How to optimize "text search" for inverted index and relational database?

I would strongly recommend Sphinx Search Server, wchich is best optimized in full-text searching. Visit http://sphinxsearch.com/.

It's designed to work with MySQL, so it's an addition to Your current workspace.


I do not pretend to have THE solution but here is my ideas. First, I though like you for time-consuming queries LIKE%% : I would execute a query limited to a few answers in MySQL, like a dozen, return that to user, and wait to see if user wants more matching records, or launch in background the full-query, depending on you indexation needs for future searches.

More generally, I think that storing everything in memory could lead, one day, to too-much memory consumption. And althrough the search-engine becomes faster and faster when it keeps everything in memory, you'll have to keep all these caches up-to-date when data is added or updated and it will certainly take more and more time.
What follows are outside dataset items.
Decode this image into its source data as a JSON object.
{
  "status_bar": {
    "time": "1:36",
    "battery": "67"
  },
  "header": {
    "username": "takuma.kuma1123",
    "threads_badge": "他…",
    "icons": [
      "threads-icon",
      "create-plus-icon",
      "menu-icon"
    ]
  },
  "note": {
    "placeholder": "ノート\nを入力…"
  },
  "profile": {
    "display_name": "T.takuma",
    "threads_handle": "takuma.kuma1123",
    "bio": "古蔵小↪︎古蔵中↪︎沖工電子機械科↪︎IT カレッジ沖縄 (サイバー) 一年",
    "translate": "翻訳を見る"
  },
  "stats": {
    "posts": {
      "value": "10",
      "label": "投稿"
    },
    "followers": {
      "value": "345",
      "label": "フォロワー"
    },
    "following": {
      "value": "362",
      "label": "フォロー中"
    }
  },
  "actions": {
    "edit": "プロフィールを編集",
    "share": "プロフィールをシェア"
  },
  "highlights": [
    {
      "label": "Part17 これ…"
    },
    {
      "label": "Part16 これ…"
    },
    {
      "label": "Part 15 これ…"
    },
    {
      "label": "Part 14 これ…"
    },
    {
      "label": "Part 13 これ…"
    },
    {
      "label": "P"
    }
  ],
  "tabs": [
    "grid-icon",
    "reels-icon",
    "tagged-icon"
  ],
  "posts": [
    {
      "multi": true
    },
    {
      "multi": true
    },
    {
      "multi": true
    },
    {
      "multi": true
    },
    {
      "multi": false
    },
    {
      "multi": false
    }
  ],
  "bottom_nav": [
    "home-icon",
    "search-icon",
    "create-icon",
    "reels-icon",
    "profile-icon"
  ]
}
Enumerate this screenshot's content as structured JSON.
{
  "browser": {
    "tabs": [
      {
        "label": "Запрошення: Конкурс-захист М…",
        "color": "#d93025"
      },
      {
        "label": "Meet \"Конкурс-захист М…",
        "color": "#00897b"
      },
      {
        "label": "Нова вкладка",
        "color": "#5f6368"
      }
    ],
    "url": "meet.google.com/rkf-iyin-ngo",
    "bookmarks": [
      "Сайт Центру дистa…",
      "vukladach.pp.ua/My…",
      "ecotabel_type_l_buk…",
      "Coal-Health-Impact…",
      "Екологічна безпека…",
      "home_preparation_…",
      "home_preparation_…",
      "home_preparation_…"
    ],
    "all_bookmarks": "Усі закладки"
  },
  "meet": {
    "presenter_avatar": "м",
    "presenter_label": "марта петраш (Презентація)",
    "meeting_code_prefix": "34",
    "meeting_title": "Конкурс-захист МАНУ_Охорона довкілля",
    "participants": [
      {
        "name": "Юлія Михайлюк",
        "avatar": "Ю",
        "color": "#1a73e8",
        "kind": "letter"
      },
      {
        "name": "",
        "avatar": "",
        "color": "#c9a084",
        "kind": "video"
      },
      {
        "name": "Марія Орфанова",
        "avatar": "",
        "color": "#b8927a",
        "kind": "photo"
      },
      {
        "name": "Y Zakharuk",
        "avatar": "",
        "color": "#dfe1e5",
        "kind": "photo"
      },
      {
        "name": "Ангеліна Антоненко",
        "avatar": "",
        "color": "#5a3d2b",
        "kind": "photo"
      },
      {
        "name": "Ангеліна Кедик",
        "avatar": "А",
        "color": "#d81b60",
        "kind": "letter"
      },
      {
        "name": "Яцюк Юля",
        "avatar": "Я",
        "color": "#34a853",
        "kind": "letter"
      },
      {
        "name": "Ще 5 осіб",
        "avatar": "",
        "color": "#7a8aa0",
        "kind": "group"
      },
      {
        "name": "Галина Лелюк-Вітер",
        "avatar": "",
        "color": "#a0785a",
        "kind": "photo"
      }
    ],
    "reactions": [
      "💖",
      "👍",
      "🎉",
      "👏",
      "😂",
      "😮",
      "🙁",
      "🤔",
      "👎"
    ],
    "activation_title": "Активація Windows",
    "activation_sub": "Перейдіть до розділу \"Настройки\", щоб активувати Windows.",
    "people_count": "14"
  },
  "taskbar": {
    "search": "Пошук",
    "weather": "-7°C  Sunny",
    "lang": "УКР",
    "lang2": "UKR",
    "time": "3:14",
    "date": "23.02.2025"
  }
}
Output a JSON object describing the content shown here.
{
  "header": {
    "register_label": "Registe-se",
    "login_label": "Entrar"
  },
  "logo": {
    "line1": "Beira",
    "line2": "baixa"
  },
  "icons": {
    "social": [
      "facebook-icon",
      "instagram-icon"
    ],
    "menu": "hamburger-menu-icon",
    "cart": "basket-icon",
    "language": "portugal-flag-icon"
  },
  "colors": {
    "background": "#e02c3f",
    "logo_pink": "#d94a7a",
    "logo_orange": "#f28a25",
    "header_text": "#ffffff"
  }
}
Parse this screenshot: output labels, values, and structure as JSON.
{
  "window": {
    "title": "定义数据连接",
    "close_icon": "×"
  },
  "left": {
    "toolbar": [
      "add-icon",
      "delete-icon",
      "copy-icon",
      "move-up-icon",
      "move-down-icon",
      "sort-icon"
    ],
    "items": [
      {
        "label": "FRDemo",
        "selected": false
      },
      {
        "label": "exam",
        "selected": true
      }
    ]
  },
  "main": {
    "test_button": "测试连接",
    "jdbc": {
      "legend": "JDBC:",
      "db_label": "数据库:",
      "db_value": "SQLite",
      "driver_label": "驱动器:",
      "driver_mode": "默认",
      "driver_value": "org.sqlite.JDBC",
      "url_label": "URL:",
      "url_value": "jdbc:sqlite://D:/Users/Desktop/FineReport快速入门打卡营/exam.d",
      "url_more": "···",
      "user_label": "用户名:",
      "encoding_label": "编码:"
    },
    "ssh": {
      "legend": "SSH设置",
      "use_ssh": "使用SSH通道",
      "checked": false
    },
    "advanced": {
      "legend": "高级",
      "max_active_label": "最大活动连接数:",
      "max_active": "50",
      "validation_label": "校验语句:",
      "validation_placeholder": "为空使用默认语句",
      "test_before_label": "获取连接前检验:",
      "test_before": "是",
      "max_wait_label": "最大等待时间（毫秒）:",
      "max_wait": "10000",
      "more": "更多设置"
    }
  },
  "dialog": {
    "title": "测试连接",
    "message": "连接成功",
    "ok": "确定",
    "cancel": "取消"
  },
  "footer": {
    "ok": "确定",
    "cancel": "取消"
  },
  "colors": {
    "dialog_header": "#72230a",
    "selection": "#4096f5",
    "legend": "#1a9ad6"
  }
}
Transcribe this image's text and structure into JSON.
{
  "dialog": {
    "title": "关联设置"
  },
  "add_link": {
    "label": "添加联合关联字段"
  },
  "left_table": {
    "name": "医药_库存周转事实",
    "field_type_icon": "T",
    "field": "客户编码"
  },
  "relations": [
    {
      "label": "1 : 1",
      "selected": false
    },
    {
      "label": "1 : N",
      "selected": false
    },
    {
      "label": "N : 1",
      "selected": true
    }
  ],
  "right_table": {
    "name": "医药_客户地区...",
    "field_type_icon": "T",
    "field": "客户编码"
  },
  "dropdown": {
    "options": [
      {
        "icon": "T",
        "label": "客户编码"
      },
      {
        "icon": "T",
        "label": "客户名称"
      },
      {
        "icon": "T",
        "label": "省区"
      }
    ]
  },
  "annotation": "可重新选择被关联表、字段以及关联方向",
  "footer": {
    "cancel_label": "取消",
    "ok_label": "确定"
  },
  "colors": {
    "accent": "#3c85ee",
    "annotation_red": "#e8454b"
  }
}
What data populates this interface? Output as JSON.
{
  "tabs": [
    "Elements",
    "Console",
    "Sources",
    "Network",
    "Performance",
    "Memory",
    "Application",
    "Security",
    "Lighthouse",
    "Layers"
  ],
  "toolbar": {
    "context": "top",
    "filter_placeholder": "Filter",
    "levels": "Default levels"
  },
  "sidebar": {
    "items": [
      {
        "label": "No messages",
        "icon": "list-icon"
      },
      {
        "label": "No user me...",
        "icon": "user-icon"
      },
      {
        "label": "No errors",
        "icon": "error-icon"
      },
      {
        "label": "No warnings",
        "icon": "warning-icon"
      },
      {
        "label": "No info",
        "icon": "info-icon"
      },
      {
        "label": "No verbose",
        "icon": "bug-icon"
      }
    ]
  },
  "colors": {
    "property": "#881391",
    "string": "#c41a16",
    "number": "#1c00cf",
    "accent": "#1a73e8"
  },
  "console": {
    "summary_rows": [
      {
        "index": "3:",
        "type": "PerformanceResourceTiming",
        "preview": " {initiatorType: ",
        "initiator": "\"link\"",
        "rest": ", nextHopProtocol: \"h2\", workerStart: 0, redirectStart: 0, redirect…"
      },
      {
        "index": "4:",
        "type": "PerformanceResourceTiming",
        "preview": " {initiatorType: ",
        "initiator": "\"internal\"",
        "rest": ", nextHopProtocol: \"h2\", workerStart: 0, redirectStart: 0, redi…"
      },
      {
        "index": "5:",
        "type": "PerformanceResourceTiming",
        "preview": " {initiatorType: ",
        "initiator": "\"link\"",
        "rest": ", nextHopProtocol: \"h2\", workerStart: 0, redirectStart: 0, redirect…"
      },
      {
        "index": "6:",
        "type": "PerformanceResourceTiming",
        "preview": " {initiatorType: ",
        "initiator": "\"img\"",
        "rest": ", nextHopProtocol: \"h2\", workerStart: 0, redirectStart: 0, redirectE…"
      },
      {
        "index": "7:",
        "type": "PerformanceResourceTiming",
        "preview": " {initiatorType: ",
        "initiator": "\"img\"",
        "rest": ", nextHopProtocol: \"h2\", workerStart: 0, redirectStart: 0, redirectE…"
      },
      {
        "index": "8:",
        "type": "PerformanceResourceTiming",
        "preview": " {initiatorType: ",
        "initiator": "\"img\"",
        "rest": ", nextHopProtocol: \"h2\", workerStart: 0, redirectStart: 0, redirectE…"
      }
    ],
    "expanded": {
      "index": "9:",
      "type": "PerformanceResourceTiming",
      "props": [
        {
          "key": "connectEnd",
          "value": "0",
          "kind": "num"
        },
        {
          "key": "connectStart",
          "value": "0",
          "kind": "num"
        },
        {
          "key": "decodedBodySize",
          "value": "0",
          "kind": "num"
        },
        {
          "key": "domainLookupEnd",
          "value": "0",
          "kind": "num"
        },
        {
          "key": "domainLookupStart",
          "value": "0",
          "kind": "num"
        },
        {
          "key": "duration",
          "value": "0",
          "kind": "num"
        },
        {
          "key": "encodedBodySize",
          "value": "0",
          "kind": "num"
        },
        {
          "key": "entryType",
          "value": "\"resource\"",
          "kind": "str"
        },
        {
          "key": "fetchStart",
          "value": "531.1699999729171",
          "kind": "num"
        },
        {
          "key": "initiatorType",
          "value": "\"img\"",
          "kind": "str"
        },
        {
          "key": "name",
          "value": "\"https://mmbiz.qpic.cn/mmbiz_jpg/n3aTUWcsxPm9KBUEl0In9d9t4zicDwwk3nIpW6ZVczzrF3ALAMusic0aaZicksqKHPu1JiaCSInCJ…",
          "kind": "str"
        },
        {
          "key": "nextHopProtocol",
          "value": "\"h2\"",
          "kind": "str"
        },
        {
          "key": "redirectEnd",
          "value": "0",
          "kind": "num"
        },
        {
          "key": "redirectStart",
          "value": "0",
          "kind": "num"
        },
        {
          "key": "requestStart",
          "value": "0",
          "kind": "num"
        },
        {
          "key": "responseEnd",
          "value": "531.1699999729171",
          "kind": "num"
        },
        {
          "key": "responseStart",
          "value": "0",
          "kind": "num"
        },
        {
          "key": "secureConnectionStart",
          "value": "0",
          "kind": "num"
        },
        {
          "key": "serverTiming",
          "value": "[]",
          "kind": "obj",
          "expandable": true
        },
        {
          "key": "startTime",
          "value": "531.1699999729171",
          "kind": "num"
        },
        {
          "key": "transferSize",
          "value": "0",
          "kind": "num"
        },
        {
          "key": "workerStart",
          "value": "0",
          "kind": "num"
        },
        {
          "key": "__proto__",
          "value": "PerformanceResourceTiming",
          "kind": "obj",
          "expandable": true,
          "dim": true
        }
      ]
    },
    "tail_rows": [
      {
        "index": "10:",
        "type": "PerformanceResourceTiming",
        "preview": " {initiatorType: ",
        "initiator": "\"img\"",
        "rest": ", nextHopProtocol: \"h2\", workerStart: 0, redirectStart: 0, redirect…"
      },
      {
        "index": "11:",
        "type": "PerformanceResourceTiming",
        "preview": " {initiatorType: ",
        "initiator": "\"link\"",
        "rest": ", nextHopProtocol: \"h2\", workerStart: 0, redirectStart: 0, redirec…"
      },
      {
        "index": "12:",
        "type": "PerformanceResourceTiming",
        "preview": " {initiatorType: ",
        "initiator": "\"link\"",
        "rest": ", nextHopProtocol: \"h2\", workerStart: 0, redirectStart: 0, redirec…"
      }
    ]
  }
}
That's why I think the solution I saw a day in an "open-source forum software" (I couldn't remember its name) is not too bad for text searching in posts : each time a data is inserted, a table named "Words" keeps tracks of every existing word, and another table (let's say "WordsLinks") the link between each word and posts it appears in. This kind of solution has some drawbacks:

  • Each Insert, Delete, Update in database is a lot slower
  • Data selection for search engine must be anticipated : if you choose to keep two letter words you never kept, it is too late for already recorded data, unless you launch a complete data re-processing.
  • You must take care of DELETE as well as UPDATE and INSERT

But I think there are some big advantages:

  • Computing time is probably the same than the "memory solution" (eventually), but it is divided in each database Create/Update/Delete, rather than at query time.
  • Looking for a whole word, or words "starting with" is instantaneous : when indexed, searching in "Words" table is dichotomic. And "WordLinks" table query is very fast either with an index.
  • Looking for multiple words at the same time could be simple : gather a group of "WordLinks" for each found Word, and execute an intersection on them to keep only "Database Ids" common to all these groups. For example with the words "tree" and "leaf", the first one could give Table records {1, 4, 6}, and the second one could give {1, 3, 6, 9}. So with an intersection it is simple to keep only common parts : {1, 6}.
  • A "Like %%" in a single-column table is probably faster than a lot of "Like %%" in different fields of different tables. And each database engine handles some cache : "Words" table could be little enough to be kept in memory
  • I think there is a small risk of performance and memory problems if data becomes huge.
  • As every search is fast, you can even look for synonyms. For example search "network" if user didn't find anything with "ethernet".
  • You can apply rules, like splitting camel case words to generate for example the 3 words "wood", "X", "woodX" from "woodX". Each "word" is very lightweight to store and find, so you can do a lot of things.

I think the solution you need could be a blend of methods : for example you can keep lightweight UPDATE, INSERT, DELETE, and launch "Words" and "WordsLinks" feeding from a TRIGGER.

Just for anecdote, I saw a software developped by my company in which it was decided to keep "everything" (!) in memory. It leads us to recommend to our customers to buy servers with 64GB RAM. A little bit expensive. It explains why I am very prudent when I see solutions that could lead, eventually, to memory filling.